A hand on my shoulder pushing me back startles me, and I lock eyes with Braelyn as she climbs onto my lap again, this time facing me. Her arms sling around my shoulders, and sheshifts until we’re practically nose to nose. Instinctively, my hands find her hips, and I hold her steady.
“Don’t let this become the worst decision we’ve ever made.”
With that, her hands meet the back of my head, and she brings my mouth to hers so she can kiss me. The effect is instant. There is no hesitation.
I tilt my head and kiss her back, fueled by years of pent-up hunger and need. I groan into her, already losing my mind. I don’t know how to hold back. I can’t go slow.
My good hand is in her hair, and my bad one slides to her lower back. I urge her forward until we’re flush, her legs spread on either side of mine, tucked against the arms of the chair. There isn’t enough room on here, and I can’t get her as close as I need her.
Things ping-pong through my mind. Things like hard limits and safe words. Things like NDAs. Things that are typically brokered and discussed like the business transactions they’ve been. This isn’t that. She’ll never be that. I married her, and that makes her my wife even if she doesn’t think of herself that way.
But I’m not focusing on any of that. Instead, I’m leaping into this blind and with abandon, not caring about anything other than the feel of her lips on mine. The way she tastes and the sounds she makes.
I breathe hard against her mouth, dizzy in my frenzy while trying to mentally talk myself into chilling the fuck out. It feels impossible. I’m eager and excited and nervous in a way I’ve never been with anyone before.
Braelyn whimpers against me as I bite her lip and suck it between my lips, only to switch up the angle and devour her mouth in an entirely new way, taking her in a new direction. Something I plan to do tirelessly.
But this chair sucks.
My good hand scoops her ass, and I stand, taking her withme, only to immediately drop her onto the table she was just using to glue my hand. She makes a small, surprised sound that dies and turns into a moan as she wraps her legs around my waist and feels my straining erection.
This isn’t a gentle brush against her. This is hard and right against her pussy. This is no fucking around and no going back territory. All the times I’ve thought about her and gotten myself off to this very thing have paled in comparison. She is delicious and perfect, and her mouth was made to only kiss mine.

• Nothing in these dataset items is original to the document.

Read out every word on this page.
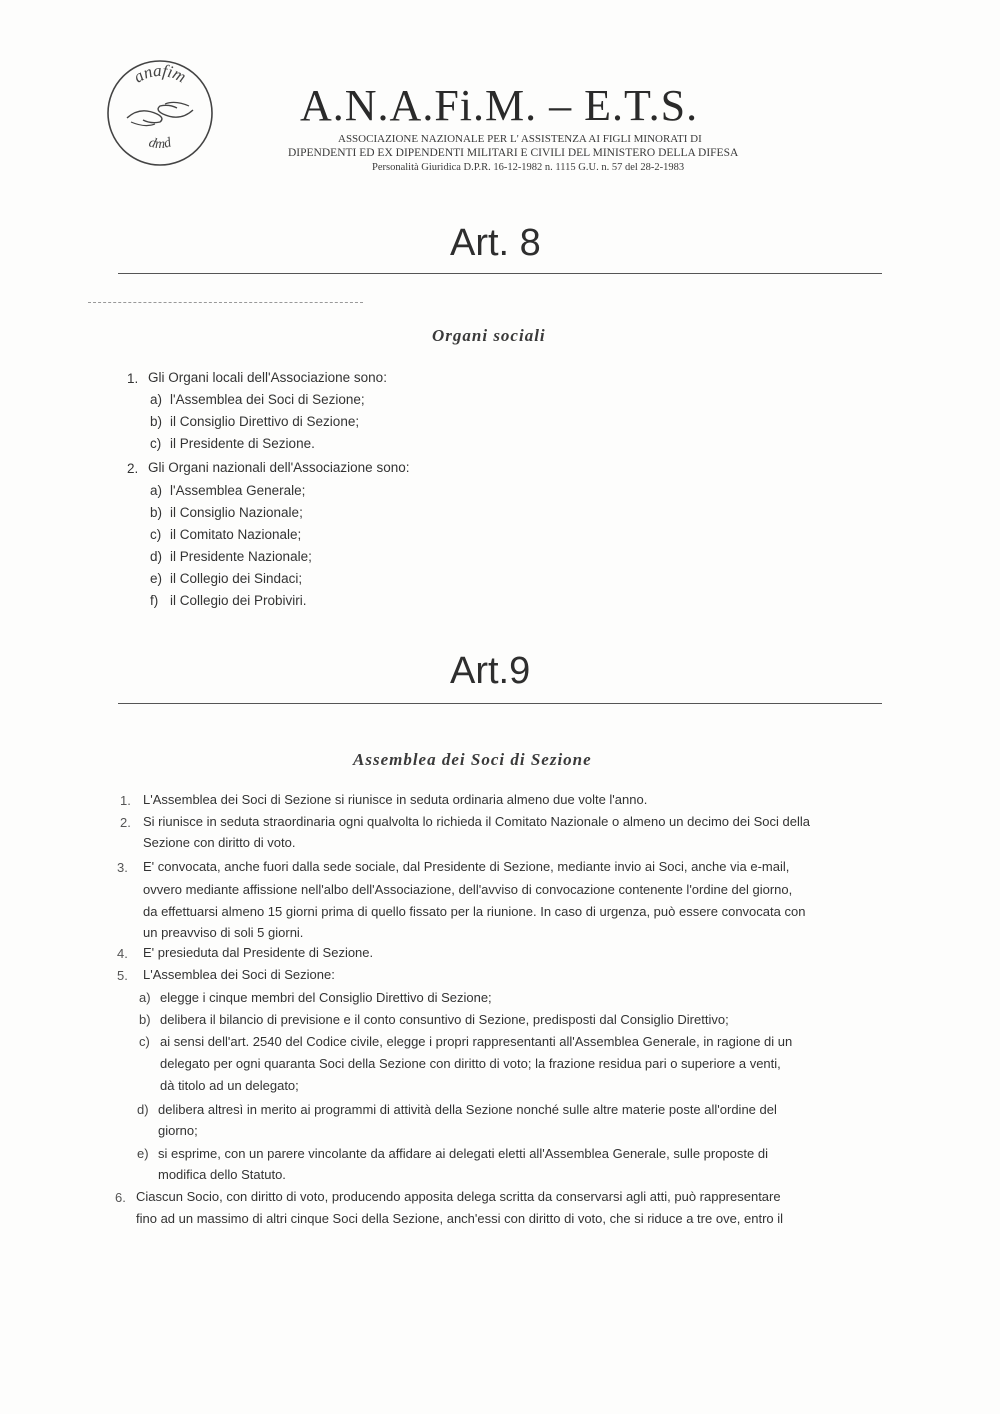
anafim
dmd
A.N.A.Fi.M. – E.T.S.
ASSOCIAZIONE NAZIONALE PER L' ASSISTENZA AI FIGLI MINORATI DI
DIPENDENTI ED EX DIPENDENTI MILITARI E CIVILI DEL MINISTERO DELLA DIFESA
Personalità Giuridica D.P.R. 16-12-1982 n. 1115 G.U. n. 57 del 28-2-1983
Art. 8
Organi sociali
1. Gli Organi locali dell'Associazione sono:
a) l'Assemblea dei Soci di Sezione;
b) il Consiglio Direttivo di Sezione;
c) il Presidente di Sezione.
2. Gli Organi nazionali dell'Associazione sono:
a) l'Assemblea Generale;
b) il Consiglio Nazionale;
c) il Comitato Nazionale;
d) il Presidente Nazionale;
e) il Collegio dei Sindaci;
f) il Collegio dei Probiviri.
Art.9
Assemblea dei Soci di Sezione
1. L'Assemblea dei Soci di Sezione si riunisce in seduta ordinaria almeno due volte l'anno.
2. Si riunisce in seduta straordinaria ogni qualvolta lo richieda il Comitato Nazionale o almeno un decimo dei Soci della
Sezione con diritto di voto.
3. E' convocata, anche fuori dalla sede sociale, dal Presidente di Sezione, mediante invio ai Soci, anche via e-mail,
ovvero mediante affissione nell'albo dell'Associazione, dell'avviso di convocazione contenente l'ordine del giorno,
da effettuarsi almeno 15 giorni prima di quello fissato per la riunione. In caso di urgenza, può essere convocata con
un preavviso di soli 5 giorni.
4. E' presieduta dal Presidente di Sezione.
5. L'Assemblea dei Soci di Sezione:
a) elegge i cinque membri del Consiglio Direttivo di Sezione;
b) delibera il bilancio di previsione e il conto consuntivo di Sezione, predisposti dal Consiglio Direttivo;
c) ai sensi dell'art. 2540 del Codice civile, elegge i propri rappresentanti all'Assemblea Generale, in ragione di un
delegato per ogni quaranta Soci della Sezione con diritto di voto; la frazione residua pari o superiore a venti,
dà titolo ad un delegato;
d) delibera altresì in merito ai programmi di attività della Sezione nonché sulle altre materie poste all'ordine del
giorno;
e) si esprime, con un parere vincolante da affidare ai delegati eletti all'Assemblea Generale, sulle proposte di
modifica dello Statuto.
6. Ciascun Socio, con diritto di voto, producendo apposita delega scritta da conservarsi agli atti, può rappresentare
fino ad un massimo di altri cinque Soci della Sezione, anch'essi con diritto di voto, che si riduce a tre ove, entro il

I know it now, and I’m going to fucking prove it to her.
My hands tear at her shirt, yanking down the collar, only to rip it over her head. She’s still in her bikini top with her golden skin flashing against the pink cups. I shove one down and duck against her breast, nuzzling and biting and sucking her, utterly mindless.
“Roman,” she rasps, pulling on my hair, followed by my shirt when she realizes I don’t have a lot of hair for her to pull on. At least not at the back of my head.

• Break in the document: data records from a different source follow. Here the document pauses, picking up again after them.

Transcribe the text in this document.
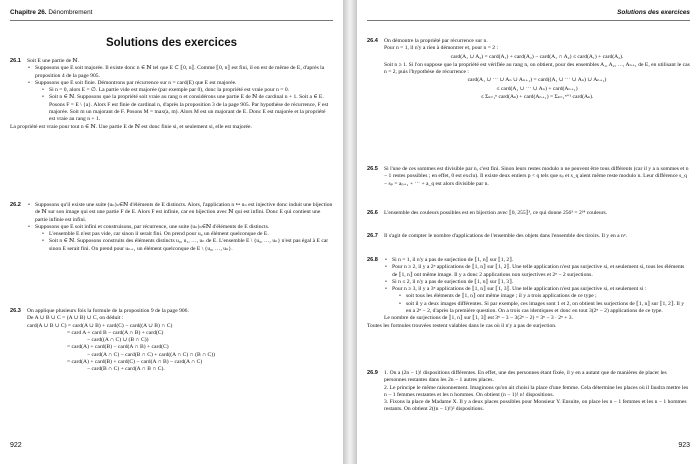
Chapitre 26. Dénombrement
Solutions des exercices
26.1 Soit E une partie de ℕ.

• Supposons que E soit majorée. Il existe donc n ∈ ℕ tel que E ⊂ ⟦0, n⟧. Comme ⟦0, n⟧ est fini, il en est de même de E, d'après la proposition 4 de la page 905.
• Supposons que E soit finie. Démontrons par récurrence sur n = card(E) que E est majorée.
• Si n = 0, alors E = ∅. La partie vide est majorée (par exemple par 0), donc la propriété est vraie pour n = 0.
• Soit n ∈ ℕ. Supposons que la propriété soit vraie au rang n et considérons une partie E de ℕ de cardinal n + 1. Soit a ∈ E. Posons F = E \ {a}. Alors F est finie de cardinal n, d'après la proposition 3 de la page 905. Par hypothèse de récurrence, F est majorée. Soit m un majorant de F. Posons M = max(a, m). Alors M est un majorant de E. Donc E est majorée et la propriété est vraie au rang n + 1.

La propriété est vraie pour tout n ∈ ℕ. Une partie E de ℕ est donc finie si, et seulement si, elle est majorée.

26.2	• Supposons qu'il existe une suite (uₙ)ₙ∈ℕ d'éléments de E distincts. Alors, l'application n ↦ uₙ est injective donc induit une bijection de ℕ sur son image qui est une partie F de E. Alors F est infinie, car en bijection avec ℕ qui est infini. Donc E qui contient une partie infinie est infini.
• Supposons que E soit infini et construisons, par récurrence, une suite (uₙ)ₙ∈ℕ d'éléments de E distincts.
• L'ensemble E n'est pas vide, car sinon il serait fini. On prend pour u₀ un élément quelconque de E.
• Soit n ∈ ℕ. Supposons construits des éléments distincts u₀, u₁, …, uₙ de E. L'ensemble E \ {u₀, …, uₙ} n'est pas égal à E car sinon E serait fini. On prend pour uₙ₊₁ un élément quelconque de E \ {u₀, …, uₙ}.
26.3 On applique plusieurs fois la formule de la proposition 9 de la page 906.

De A ∪ B ∪ C = (A ∪ B) ∪ C, on déduit :

card(A ∪ B ∪ C) = card(A ∪ B) + card(C) − card((A ∪ B) ∩ C)

= card A + card B − card(A ∩ B) + card(C)

− card((A ∩ C) ∪ (B ∩ C))

= card(A) + card(B) − card(A ∩ B) + card(C)

− card(A ∩ C) − card(B ∩ C) + card((A ∩ C) ∩ (B ∩ C))

= card(A) + card(B) + card(C) − card(A ∩ B) − card(A ∩ C)

− card(B ∩ C) + card(A ∩ B ∩ C).

922
Solutions des exercices
26.4 On démontre la propriété par récurrence sur n.

Pour n = 1, il n'y a rien à démontrer et, pour n = 2 :

card(A₁ ∪ A₂) = card(A₁) + card(A₂) − card(A₁ ∩ A₂) ≤ card(A₁) + card(A₂).

Soit n ≥ 1. Si l'on suppose que la propriété est vérifiée au rang n, on obtient, pour des ensembles A₁, A₂, …, Aₙ₊₁ de E, en utilisant le cas n = 2, puis l'hypothèse de récurrence :

card(A₁ ∪ ⋯ ∪ Aₙ ∪ Aₙ₊₁) = card((A₁ ∪ ⋯ ∪ Aₙ) ∪ Aₙ₊₁)

≤ card(A₁ ∪ ⋯ ∪ Aₙ) + card(Aₙ₊₁)

≤ Σₖ₌₁ⁿ card(Aₖ) + card(Aₙ₊₁) = Σₖ₌₁ⁿ⁺¹ card(Aₖ).

26.5 Si l'une de ces sommes est divisible par n, c'est fini. Sinon leurs restes modulo n ne peuvent être tous différents (car il y a n sommes et n − 1 restes possibles ; en effet, 0 est exclu). Il existe deux entiers p < q tels que sₚ et s_q aient même reste modulo n. Leur différence s_q − sₚ = aₚ₊₁ + ⋯ + a_q est alors divisible par n.

26.6 L'ensemble des couleurs possibles est en bijection avec ⟦0, 255⟧³, ce qui donne 256³ = 2²⁴ couleurs.

26.7 Il s'agit de compter le nombre d'applications de l'ensemble des objets dans l'ensemble des tiroirs. Il y en a nᵖ.

26.8	• Si n = 1, il n'y a pas de surjection de ⟦1, n⟧ sur ⟦1, 2⟧.
• Pour n ≥ 2, il y a 2ⁿ applications de ⟦1, n⟧ sur ⟦1, 2⟧. Une telle application n'est pas surjective si, et seulement si, tous les éléments de ⟦1, n⟧ ont même image. Il y a donc 2 applications non surjectives et 2ⁿ − 2 surjections.
• Si n ≤ 2, il n'y a pas de surjection de ⟦1, n⟧ sur ⟦1, 3⟧.
• Pour n ≥ 3, il y a 3ⁿ applications de ⟦1, n⟧ sur ⟦1, 3⟧. Une telle application n'est pas surjective si, et seulement si :
• soit tous les éléments de ⟦1, n⟧ ont même image ; il y a trois applications de ce type ;
• soit il y a deux images différentes. Si par exemple, ces images sont 1 et 2, on obtient les surjections de ⟦1, n⟧ sur ⟦1, 2⟧. Il y en a 2ⁿ − 2, d'après la première question. On a trois cas identiques et donc en tout 3(2ⁿ − 2) applications de ce type.

Le nombre de surjections de ⟦1, n⟧ sur ⟦1, 3⟧ est 3ⁿ − 3 − 3(2ⁿ − 2) = 3ⁿ − 3 · 2ⁿ + 3.

Toutes les formules trouvées restent valables dans le cas où il n'y a pas de surjection.

26.9 1. On a (2n − 1)! dispositions différentes. En effet, une des personnes étant fixée, il y en a autant que de manières de placer les personnes restantes dans les 2n − 1 autres places.

2. Le principe le même raisonnement. Imaginons qu'on ait choisi la place d'une femme. Cela détermine les places où il faudra mettre les n − 1 femmes restantes et les n hommes. On obtient (n − 1)! n! dispositions.

3. Fixons la place de Madame X. Il y a deux places possibles pour Monsieur Y. Ensuite, on place les n − 1 femmes et les n − 1 hommes restants. On obtient 2((n − 1)!)² dispositions.

923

Without breaking my kiss on her nipple, I reach back and pull my shirt over my head. It gets tossed somewhere, and then I’m back on her chest, cupping and squeezing and holy shit, her tits are so fucking pretty. I have to see all of them.

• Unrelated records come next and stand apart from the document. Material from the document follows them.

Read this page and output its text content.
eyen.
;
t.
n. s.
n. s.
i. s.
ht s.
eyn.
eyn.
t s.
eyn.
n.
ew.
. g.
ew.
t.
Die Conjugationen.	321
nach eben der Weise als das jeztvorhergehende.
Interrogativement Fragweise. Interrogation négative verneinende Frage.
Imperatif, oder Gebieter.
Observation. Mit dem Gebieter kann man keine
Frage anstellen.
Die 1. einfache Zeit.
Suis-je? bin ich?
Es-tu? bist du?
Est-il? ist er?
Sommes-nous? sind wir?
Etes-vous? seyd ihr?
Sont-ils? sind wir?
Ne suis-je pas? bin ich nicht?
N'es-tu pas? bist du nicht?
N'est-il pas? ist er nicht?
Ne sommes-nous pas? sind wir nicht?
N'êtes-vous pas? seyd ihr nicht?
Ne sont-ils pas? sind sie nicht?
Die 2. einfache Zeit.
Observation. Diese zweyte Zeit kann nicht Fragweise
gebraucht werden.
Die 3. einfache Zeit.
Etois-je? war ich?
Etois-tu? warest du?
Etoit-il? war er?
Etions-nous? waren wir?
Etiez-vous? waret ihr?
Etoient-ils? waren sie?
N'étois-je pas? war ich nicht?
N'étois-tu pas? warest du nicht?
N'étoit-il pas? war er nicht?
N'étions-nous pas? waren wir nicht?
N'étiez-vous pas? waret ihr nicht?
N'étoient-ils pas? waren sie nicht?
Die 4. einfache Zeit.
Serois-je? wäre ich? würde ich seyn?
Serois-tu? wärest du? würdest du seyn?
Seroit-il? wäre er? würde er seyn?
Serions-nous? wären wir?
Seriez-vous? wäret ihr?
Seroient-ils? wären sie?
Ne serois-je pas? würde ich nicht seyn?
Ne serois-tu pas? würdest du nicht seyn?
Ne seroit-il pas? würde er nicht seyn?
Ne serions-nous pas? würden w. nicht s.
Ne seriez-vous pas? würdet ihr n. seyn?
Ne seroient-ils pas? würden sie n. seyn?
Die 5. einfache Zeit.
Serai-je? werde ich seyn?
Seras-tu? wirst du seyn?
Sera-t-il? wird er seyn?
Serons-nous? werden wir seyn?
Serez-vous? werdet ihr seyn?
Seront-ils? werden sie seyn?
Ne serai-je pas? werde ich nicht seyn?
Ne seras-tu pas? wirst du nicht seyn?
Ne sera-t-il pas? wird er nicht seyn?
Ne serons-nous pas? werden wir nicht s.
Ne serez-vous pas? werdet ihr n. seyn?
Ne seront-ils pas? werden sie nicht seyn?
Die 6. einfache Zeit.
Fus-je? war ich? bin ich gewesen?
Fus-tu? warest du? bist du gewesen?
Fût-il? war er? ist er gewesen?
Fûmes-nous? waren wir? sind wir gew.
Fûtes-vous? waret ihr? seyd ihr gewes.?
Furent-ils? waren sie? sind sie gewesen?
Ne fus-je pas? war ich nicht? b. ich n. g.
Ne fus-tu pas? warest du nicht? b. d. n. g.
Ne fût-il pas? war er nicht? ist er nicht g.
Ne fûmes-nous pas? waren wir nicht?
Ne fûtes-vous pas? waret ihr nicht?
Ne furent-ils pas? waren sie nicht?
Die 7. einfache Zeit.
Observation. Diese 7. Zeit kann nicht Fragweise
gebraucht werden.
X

“Take this off,” I demand harshly. “I want to see you.” My voice has the low, deep timbre I use when I expect to be obeyed, and with it, I almost assume she’ll balk. But she surprises me yet again. Angling up, she reaches awkwardly behind her back and unhooks the clasp, making the cups fall away. My mouth is back on hers, and I’m lost.
I kiss her and kiss her, my hands in her hair, on her tits, on her waist. My cock grinds against her, digging and searching, hating my shorts and her shorts for keeping me from being inside of her.